Held 19-20 October, the conference was hosted by Africa University. “Although leadership globally is often associated with men, in reality women have played, and continue to play, significant leadership roles,” said Chitando. "The ideology of patriarchy has constantly sought to undermine women’s leadership roles in society, while overplaying men’s leadership roles.”
In the paper, Chitando examines the role of churches in promoting African women’s transformative leadership. “In the first section of the paper, I outline the major challenges facing the continent,” Chitando said. “In the second section, I highlight the role of the churches in promoting African women’s transformative leadership in addressing the continent’s holistic development.”

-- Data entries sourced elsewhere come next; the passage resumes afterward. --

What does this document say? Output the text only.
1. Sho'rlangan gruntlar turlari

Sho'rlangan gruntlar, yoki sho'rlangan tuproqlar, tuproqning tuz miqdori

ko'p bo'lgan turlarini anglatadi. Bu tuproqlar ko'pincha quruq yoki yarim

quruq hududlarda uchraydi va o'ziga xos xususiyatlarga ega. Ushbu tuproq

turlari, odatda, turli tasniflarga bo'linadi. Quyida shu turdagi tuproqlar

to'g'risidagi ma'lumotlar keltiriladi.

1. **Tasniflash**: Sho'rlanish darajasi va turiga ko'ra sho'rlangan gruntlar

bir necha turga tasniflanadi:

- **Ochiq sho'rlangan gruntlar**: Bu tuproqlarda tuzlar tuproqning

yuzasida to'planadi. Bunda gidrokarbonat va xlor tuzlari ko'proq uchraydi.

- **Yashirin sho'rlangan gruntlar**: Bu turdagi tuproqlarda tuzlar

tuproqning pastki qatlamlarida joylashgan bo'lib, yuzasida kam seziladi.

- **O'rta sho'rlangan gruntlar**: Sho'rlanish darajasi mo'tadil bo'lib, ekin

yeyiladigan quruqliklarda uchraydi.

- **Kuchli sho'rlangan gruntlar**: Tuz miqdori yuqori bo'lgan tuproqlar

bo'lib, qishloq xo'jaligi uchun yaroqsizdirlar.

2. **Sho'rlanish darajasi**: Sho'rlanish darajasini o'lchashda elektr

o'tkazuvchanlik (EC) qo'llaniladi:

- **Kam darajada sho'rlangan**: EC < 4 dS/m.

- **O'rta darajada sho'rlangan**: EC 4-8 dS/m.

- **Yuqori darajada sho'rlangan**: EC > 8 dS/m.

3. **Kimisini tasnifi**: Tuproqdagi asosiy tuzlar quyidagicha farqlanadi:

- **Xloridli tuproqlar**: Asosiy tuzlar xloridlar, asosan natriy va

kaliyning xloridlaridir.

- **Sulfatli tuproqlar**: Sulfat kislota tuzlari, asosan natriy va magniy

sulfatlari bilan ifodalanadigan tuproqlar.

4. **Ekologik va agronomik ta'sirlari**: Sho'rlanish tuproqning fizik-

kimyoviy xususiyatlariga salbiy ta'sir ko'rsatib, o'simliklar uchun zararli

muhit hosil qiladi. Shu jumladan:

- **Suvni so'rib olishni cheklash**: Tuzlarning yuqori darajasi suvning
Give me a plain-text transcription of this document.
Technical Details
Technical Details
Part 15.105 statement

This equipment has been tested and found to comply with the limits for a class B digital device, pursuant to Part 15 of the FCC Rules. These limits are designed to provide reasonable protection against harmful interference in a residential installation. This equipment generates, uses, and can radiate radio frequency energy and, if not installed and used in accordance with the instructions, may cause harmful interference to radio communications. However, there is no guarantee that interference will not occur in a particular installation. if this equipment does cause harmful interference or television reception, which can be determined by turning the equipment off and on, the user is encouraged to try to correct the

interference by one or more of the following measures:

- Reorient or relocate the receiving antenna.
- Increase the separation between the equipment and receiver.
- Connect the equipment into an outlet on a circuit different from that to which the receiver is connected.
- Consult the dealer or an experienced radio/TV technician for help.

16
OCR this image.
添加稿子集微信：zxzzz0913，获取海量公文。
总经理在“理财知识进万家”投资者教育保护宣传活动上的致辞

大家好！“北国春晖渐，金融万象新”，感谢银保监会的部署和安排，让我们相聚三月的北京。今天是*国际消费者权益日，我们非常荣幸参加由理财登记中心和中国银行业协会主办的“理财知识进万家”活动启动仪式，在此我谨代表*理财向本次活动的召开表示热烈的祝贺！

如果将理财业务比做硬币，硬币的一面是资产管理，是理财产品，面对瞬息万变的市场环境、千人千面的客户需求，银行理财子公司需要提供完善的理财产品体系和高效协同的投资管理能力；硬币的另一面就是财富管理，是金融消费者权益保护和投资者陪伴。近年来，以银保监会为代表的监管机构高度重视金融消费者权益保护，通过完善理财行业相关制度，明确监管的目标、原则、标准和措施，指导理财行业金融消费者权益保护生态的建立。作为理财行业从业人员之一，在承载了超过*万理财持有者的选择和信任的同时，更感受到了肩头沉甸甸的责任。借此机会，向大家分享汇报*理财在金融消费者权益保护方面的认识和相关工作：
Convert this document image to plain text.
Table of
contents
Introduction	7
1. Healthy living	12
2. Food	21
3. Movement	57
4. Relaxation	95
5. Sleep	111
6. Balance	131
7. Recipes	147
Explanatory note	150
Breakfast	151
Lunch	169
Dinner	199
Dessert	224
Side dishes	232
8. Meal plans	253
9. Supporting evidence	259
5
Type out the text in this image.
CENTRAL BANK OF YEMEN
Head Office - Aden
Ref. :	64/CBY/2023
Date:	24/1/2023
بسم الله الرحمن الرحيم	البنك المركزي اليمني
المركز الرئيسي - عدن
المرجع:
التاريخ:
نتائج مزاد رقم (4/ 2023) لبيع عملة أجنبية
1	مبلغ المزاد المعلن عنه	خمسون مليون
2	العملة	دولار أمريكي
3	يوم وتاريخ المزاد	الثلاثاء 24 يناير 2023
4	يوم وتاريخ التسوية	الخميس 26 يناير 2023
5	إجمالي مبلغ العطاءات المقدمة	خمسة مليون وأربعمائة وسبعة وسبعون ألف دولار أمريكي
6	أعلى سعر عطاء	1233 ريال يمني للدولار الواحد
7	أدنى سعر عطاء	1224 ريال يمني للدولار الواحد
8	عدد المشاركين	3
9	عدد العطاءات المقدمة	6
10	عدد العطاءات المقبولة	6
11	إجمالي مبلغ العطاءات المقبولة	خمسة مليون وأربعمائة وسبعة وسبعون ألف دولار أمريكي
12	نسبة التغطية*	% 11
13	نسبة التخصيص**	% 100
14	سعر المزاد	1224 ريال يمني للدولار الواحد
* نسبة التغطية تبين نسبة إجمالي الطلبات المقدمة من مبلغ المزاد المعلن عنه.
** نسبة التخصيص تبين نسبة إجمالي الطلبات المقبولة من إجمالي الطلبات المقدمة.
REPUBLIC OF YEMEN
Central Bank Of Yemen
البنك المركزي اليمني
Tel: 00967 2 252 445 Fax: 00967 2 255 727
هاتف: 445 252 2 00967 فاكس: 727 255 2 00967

In the third section, Chitando outlines how churches in Africa can enhance women’s transformative leadership. “In conclusion, I argue that churches in Africa remain strategically positioned to promote women’s transformative leadership for holistic development of the continent,” Chitando said. “This presentation seeks to highlight the critical role played by African Christian women’s transformative leadership in the continent’s development.”
While recognising that Africa is characterised by multiple religions that include African Traditional Religions, the Baha’i Faith, Buddhism, Christianity, Hinduism, Islam, Rastafari and others, Chitando’s review focuses specifically on African Christian women’s transformative leadership and how it has the potential to change the continent’s fortunes.
“While there have been some very effective male leaders in Africa after independence, the sad truth is that most of them have been guided by very problematic leadership styles,” Chitando said. “Influenced by patriarchy and aggressive masculinities, many male leaders have failed to guide their nations, organisations and communities to prosperity.”
This is despite the fact that the continent is blessed with abundant natural and human resources, Chitando noted. “Africa is incredibly rich and does not need to carry a begging bowl to other continents,” Chitando said.
African Christian women seek to express a new way of leading that recognises the rights and dignity of all,” Chitando said.